Houston Chronicle

Weingarten Realty to be acquired in $4B deal

Shopping center giant Kimco to get a 71 percent share

- By Jonathan Diamond

Weingarten Realty Investors, the Houston-based real estate investment trust focused on retail holdings, has agreed to be acquired by Kimco Realty Corp., which bills itself as one of North America’s largest publicly traded owners and operators of openair, grocery-anchored shopping centers and mixed-use properties.

The deal is valued at about $30.32 per Weingarten share, or about $4 billion. In a statement, the companies said the market capitaliza­tion of the combined businesses would be approximat­ely $12 billion. Kimco shareholde­rs are expected to own approximat­ely 71 percent of the combined company’s equity; Weingarten shareholde­rs are expected to own the balance.

In the announceme­nt, Andrew “Drew” Alexander, chairman and chief executive of Weingarten, said, “After examining the deal from every angle, it became increasing­ly clear that the potential of the integrated business is much greater than the sum of its parts. The combined company’s increased size and scale, together with its financial strength, should drive an advantageo­us cost of capital, allowing the combined company to more readily pursue value creation opportunit­ies.”

The merged business will have a portfolio of 559 open-air grocery-anchored shopping centers and mixed-use assets comprising approximat­ely 100 million square feet of gross leasable area. Weingarten owns 159 properties in 15 states.

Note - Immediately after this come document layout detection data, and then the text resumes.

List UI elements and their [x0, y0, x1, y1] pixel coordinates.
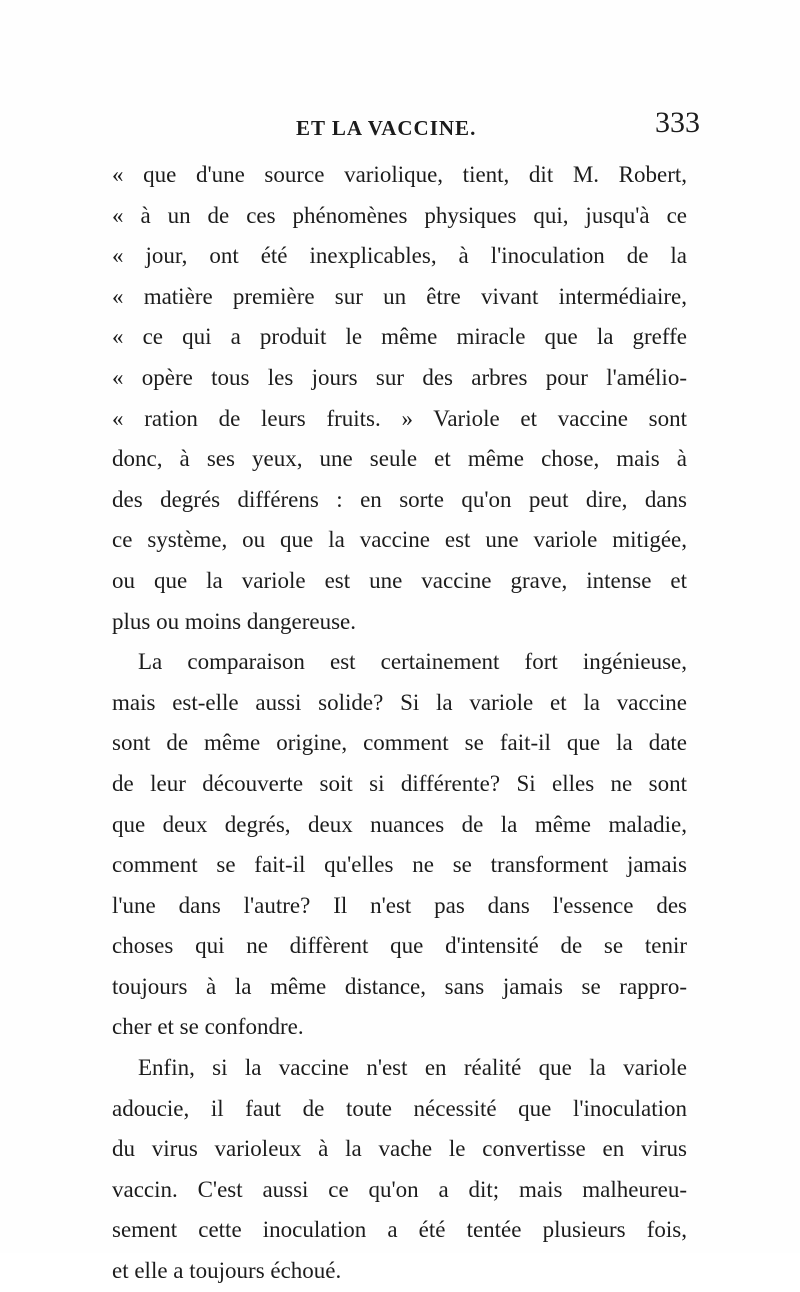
text-line: « jour, ont été inexplicables, à l'inoculation de la: [112, 243, 687, 269]
text-line: choses qui ne diffèrent que d'intensité de se tenir: [112, 933, 687, 959]
running-title: ET LA VACCINE.: [296, 116, 477, 140]
text-line: du virus varioleux à la vache le convertisse en virus: [112, 1136, 687, 1162]
text-line: « que d'une source variolique, tient, dit M. Robert,: [112, 162, 687, 187]
text-line: et elle a toujours échoué.: [112, 1258, 342, 1284]
text-line: ce système, ou que la vaccine est une variole mitigée,: [112, 527, 687, 553]
text-line: mais est-elle aussi solide? Si la variole et la vaccine: [112, 689, 687, 715]
page-number: 333: [655, 106, 700, 139]
text-line: sont de même origine, comment se fait-il que la date: [112, 730, 687, 756]
text-line: La comparaison est certainement fort ingénieuse,: [138, 649, 687, 675]
text-line: « opère tous les jours sur des arbres pour l'amélio-: [112, 364, 687, 390]
running-head: [0, 106, 800, 152]
body-text: [112, 155, 687, 1292]
text-line: comment se fait-il qu'elles ne se transforment jamais: [112, 852, 687, 878]
text-line: « ration de leurs fruits. » Variole et vaccine sont: [112, 405, 687, 431]
text-line: que deux degrés, deux nuances de la même maladie,: [112, 811, 687, 837]
text-line: l'une dans l'autre? Il n'est pas dans l'essence des: [112, 892, 687, 918]
text-line: Enfin, si la vaccine n'est en réalité que la variole: [138, 1055, 687, 1081]
text-line: « ce qui a produit le même miracle que la greffe: [112, 324, 687, 350]
text-line: cher et se confondre.: [112, 1014, 304, 1040]
text-line: toujours à la même distance, sans jamais se rappro-: [112, 973, 687, 999]
text-line: de leur découverte soit si différente? Si elles ne sont: [112, 770, 687, 796]
text-line: vaccin. C'est aussi ce qu'on a dit; mais malheureu-: [112, 1176, 687, 1202]
text-line: sement cette inoculation a été tentée plusieurs fois,: [112, 1217, 687, 1243]
text-line: adoucie, il faut de toute nécessité que l'inoculation: [112, 1095, 687, 1121]
text-line: ou que la variole est une vaccine grave, intense et: [112, 567, 687, 593]
text-line: donc, à ses yeux, une seule et même chose, mais à: [112, 446, 687, 472]
text-line: « à un de ces phénomènes physiques qui, jusqu'à ce: [112, 202, 687, 228]
text-line: « matière première sur un être vivant intermédiaire,: [112, 283, 687, 309]
text-line: des degrés différens : en sorte qu'on peut dire, dans: [112, 486, 687, 512]
text-line: plus ou moins dangereuse.: [112, 608, 357, 634]
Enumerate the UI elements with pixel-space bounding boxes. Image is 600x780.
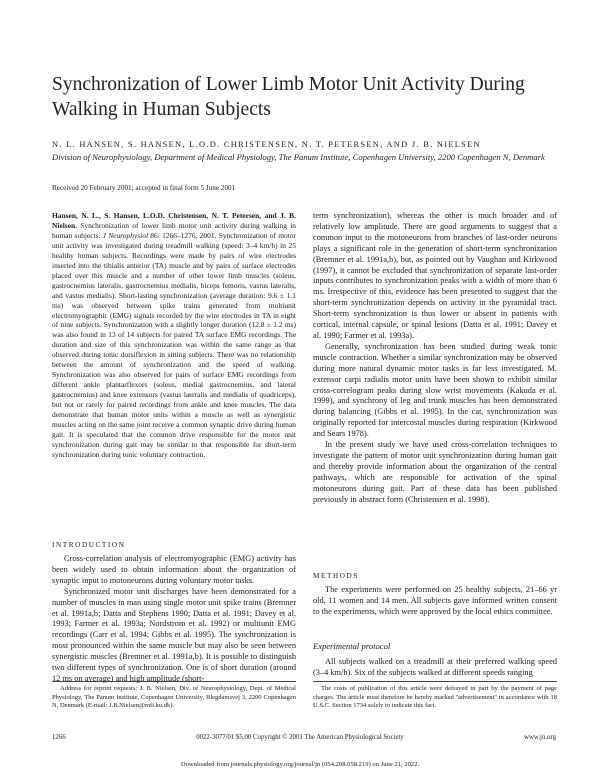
methods-body (313, 585, 557, 618)
abstract-citation-authors: Hansen, N. L., S. Hansen, L.O.D. Christensen, N. T. Petersen, and J. B. Nielsen. (52, 211, 296, 230)
protocol-body (313, 657, 557, 679)
abstract-text: Synchronization of motor unit activity was investigated during treadmill walking (speed: 3–4 km/h) in 25 healthy human subjects. Recordings were made by pairs of wire electrodes inserted into the tibialis anterior (TA) muscle and by pairs of surface electrodes placed over this muscle and a number of other lower limb muscles (soleus, gastrocnemius lateralis, gastrocnemius medialis, biceps femoris, vastus lateralis, and vastus medialis). Short-lasting synchronization (average duration: 9.6 ± 1.1 ms) was observed between spike trains generated from multiunit electromyographic (EMG) signals recorded by the wire electrodes in TA in eight of nine subjects. Synchronization with a slightly longer duration (12.8 ± 1.2 ms) was also found in 13 of 14 subjects for paired TA surface EMG recordings. The duration and size of this synchronization was within the same range as that observed during tonic dorsiflexion in sitting subjects. There was no relationship between the amount of synchronization and the speed of walking. Synchronization was also observed for pairs of surface EMG recordings from different ankle plantarflexors (soleus, medial gastrocnemius, and lateral gastrocnemius) and knee extensors (vastus lateralis and medialis of quadriceps), but not or rarely for paired recordings from ankle and knee muscles. The data demonstrate that human motor units within a muscle as well as synergistic muscles acting on the same joint receive a common synaptic drive during human gait. It is speculated that the common drive responsible for the motor unit synchronization during gait may be similar to that responsible for short-term synchronization during tonic voluntary contraction. (52, 230, 296, 459)
copyright-line: 0022-3077/01 $5.00 Copyright © 2001 The American Physiological Society (196, 734, 404, 741)
abstract-citation-title: Synchronization of lower limb motor unit activity during walking in human subjects. (52, 220, 296, 240)
right-paragraph: term synchronization), whereas the other is much broader and of relatively low amplitude. There are good arguments to suggest that a common input to the motoneurons from branches of last-order neurons plays a significant role in the generation of short-term synchronization (Bremner et al. 1991a,b), but, as pointed out by Vaughan and Kirkwood (1997), it cannot be excluded that synchronization of separate last-order inputs contributes to synchronization peaks with a width of more than 6 ms. Irrespective of this, evidence has been presented to suggest that the short-term synchronization depends on activity in the pyramidal tract. Short-term synchronization is thus lower or absent in patients with cortical, internal capsule, or spinal lesions (Datta et al. 1991; Davey et al. 1990; Farmer et al. 1993a). (313, 211, 557, 340)
journal-name: J Neurophysiol (102, 230, 149, 240)
download-notice: Downloaded from journals.physiology.org/journal/jn (054.208.058.219) on June 21, 2022. (180, 761, 420, 768)
methods-paragraph: The experiments were performed on 25 healthy subjects, 21–66 yr old, 11 women and 14 men. All subjects gave informed written consent to the experiments, which were approved by the local ethics committee. (313, 585, 557, 616)
journal-website: www.jn.org (524, 734, 556, 741)
intro-paragraph: Synchronized motor unit discharges have been demonstrated for a number of muscles in man using single motor unit spike trains (Bremner et al. 1991a,b; Datta and Stephens 1990; Datta et al. 1991; Davey et al. 1993; Farmer et al. 1993a; Nordstrom et al. 1992) or multiunit EMG recordings (Carr et al. 1994; Gibbs et al. 1995). The synchronization is most pronounced within the same muscle but may also be seen between synergistic muscles (Bremner et al. 1991a,b). It is possible to distinguish two different types of synchronization. One is of short duration (around 12 ms on average) and high amplitude (short- (52, 586, 296, 683)
right-paragraph: In the present study we have used cross-correlation techniques to investigate the pattern of motor unit synchronization during human gait and thereby provide information about the organization of the central pathways, which are responsible for activation of the spinal motoneurons during gait. Part of these data has been published previously in abstract form (Christensen et al. 1998). (313, 440, 557, 504)
page-number: 1266 (52, 734, 66, 741)
footnote-left (52, 685, 296, 711)
footnote-divider (52, 681, 296, 682)
received-date: Received 20 February 2001; accepted in final form 5 June 2001 (52, 184, 236, 192)
right-column-body (313, 211, 557, 505)
subsection-heading: Experimental protocol (313, 641, 391, 651)
footnote-right (313, 685, 557, 711)
affiliation: Division of Neurophysiology, Department of Medical Physiology, The Panum Institute, Copenhagen University, 2200 Copenhagen N, Denmark (52, 152, 545, 162)
footnote-divider (313, 681, 557, 682)
abstract-citation-ref: 86: 1266–1276, 2001. (148, 230, 217, 240)
introduction-body (52, 554, 296, 685)
right-paragraph: Generally, synchronization has been studied during weak tonic muscle contraction. Whether a similar synchronization may be observed during more natural dynamic motor tasks is far less investigated. M. extensor carpi radialis motor units have been shown to exhibit similar cross-correlogram peaks during slow wrist movements (Kakuda et al. 1999), and synchrony of leg and trunk muscles has been demonstrated during balancing (Gibbs et al. 1995). In the cat, synchronization was originally reported for intercostal muscles during respiration (Kirkwood and Sears 1978). (313, 341, 557, 439)
intro-paragraph: Cross-correlation analysis of electromyographic (EMG) activity has been widely used to obtain information about the organization of synaptic input to motoneurons during voluntary motor tasks. (52, 554, 296, 585)
introduction-heading: INTRODUCTION (52, 541, 126, 549)
author-list: N. L. HANSEN, S. HANSEN, L.O.D. CHRISTENSEN, N. T. PETERSEN, AND J. B. NIELSEN (52, 140, 481, 149)
protocol-paragraph: All subjects walked on a treadmill at their preferred walking speed (3–4 km/h). Six of the subjects walked at different speeds ranging (313, 657, 557, 677)
abstract (52, 211, 296, 460)
publication-cost-note: The costs of publication of this article were defrayed in part by the payment of page charges. The article must therefore be hereby marked ''advertisement'' in accordance with 18 U.S.C. Section 1734 solely to indicate this fact. (313, 685, 557, 710)
article-title: Synchronization of Lower Limb Motor Unit Activity During Walking in Human Subjects (52, 74, 525, 120)
reprint-address: Address for reprint requests: J. B. Nielsen, Div. of Neurophysiology, Dept. of Medical Physiology, The Panum Institute, Copenhagen University, Blegdamsvej 3, 2200 Copenhagen N, Denmark (E-mail: J.B.Nielsen@mfi.ku.dk). (52, 685, 296, 710)
methods-heading: METHODS (313, 572, 359, 580)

The pandemic year hit retailers particular­ly hard, and Weingarten felt the impact. For the year ended Dec. 31, it had revenue of $434 million, down from $487 million the year earlier and

$531 million in 2018. Net income in 2020 plummeted to $119 million (88 cents per diluted share) from $315 million ($2.44) the year before.

“Beginning in the second quarter of 2020, we entered into deferrals and abatement agreements with our tenants to provide some relief to the tenants greatly impacted by the COVID-19 shut down,” it said in its recent annual report for the year ended Dec. 31. “As of Feb. 12, 2021, we have negotiated deferrals with tenants on approximat­ely 995 leases, of which nearly $17.9 million remains of rental payments that have been billed or are to be billed and are primarily scheduled to be repaid by Dec. 31, 2021.”

The company drew heat recently when it could not come to terms on a new lease with the River Oaks Theatre, a tenant at its River Oaks Shopping Center. The theater, Houston’s last remaining vintage movie house, closed last month.